You need to join the 3 tables together, which gives you a tablular resultset. You can then check any columns you like, and make sure you get distinct results (i.e. no duplicates).
Like this:
select distinct b.*
from books b
left join keywordslink kl on kl.bookid = b.bookid
left join keywords k on kl.keywordid = k.keywordid
where b.title like '%assd%'
or k.keyword like '%asdsad%'
You should also try to avoid starting your LIKE values with a percent sign (%), as this means SQL Server can't use an index on that column and has to perform a full (and slow) table scan. This starts to make your query into a "starts with" query.
Maybe consider the full-text search options in SQL Server, also.
What you've done here is made a cartesian result set by having the tables joined with the commas but not having any join criteria. Switch your statements to use outer join statements and that should allow you to reference the keywords. I don't know your schema, but maybe something like this would work:
SELECT
*
FROM
Books
LEFT OUTER JOIN KeywordsLink ON KeywordsLink.BookID = Books.CopyID
LEFT OUTER JOIN Keywords ON Keywords.ID = KeywordsLink.KeywordID
WHERE Books.Title LIKE '%JOEL%'
OR Keywords.Name LIKE '%GOOD%'
Use UNION.
(SELECT Books.* FROM <first kind of search>)
UNION
(SELECT Books.* FROM <second kind of search>)
The point is that you could write two (or more) simple and efficient queries instead of one complicated query that tries to do everything at once.
If number of resulting rows is low, then UNION will have very little overhead (and you can use faster UNION ALL if you don't have duplicates or don't care about them).

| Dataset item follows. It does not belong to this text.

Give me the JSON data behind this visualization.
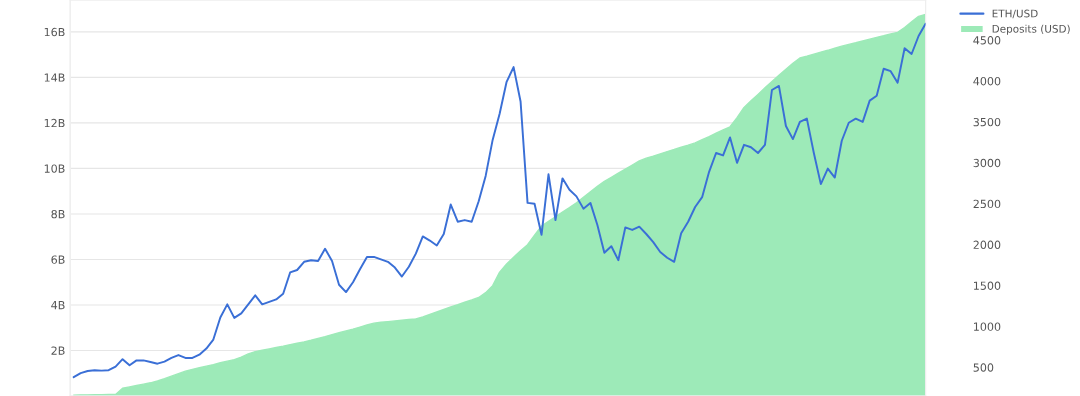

SELECT * FROM books WHERE title LIKE'%Joel%' OR bookid IN
(SELECT bookid FROM keywordslink WHERE keywordid IN
(SELECT id FROM keywords WHERE name LIKE '%good%'))
Beware that older versions of MySQL didn't like subselects. I think they've fixed that.
You must also limit the product of the join by specifying something like
Books.FK1 = Keywords.FK1 and
Books.FK2 = Keywordslink.FK2 and
Keywords.FK3 = Keywordslink.FK3
But i don't know your exact data model so your solution may be slightly different.
I'm not aware of any way to accomplish a "conditional join" in SQL. I think you'll be best served with executing the two statements separately and combining them in the application. This approach is also more likely to stay DB-agnostic.
It looks like Neil Barnwell has covered the answer that I would have given, but I'll add one thing...
Books can have more than one author. If your data model is really designed as your query implies you might want to consider changing it to accommodate that fact.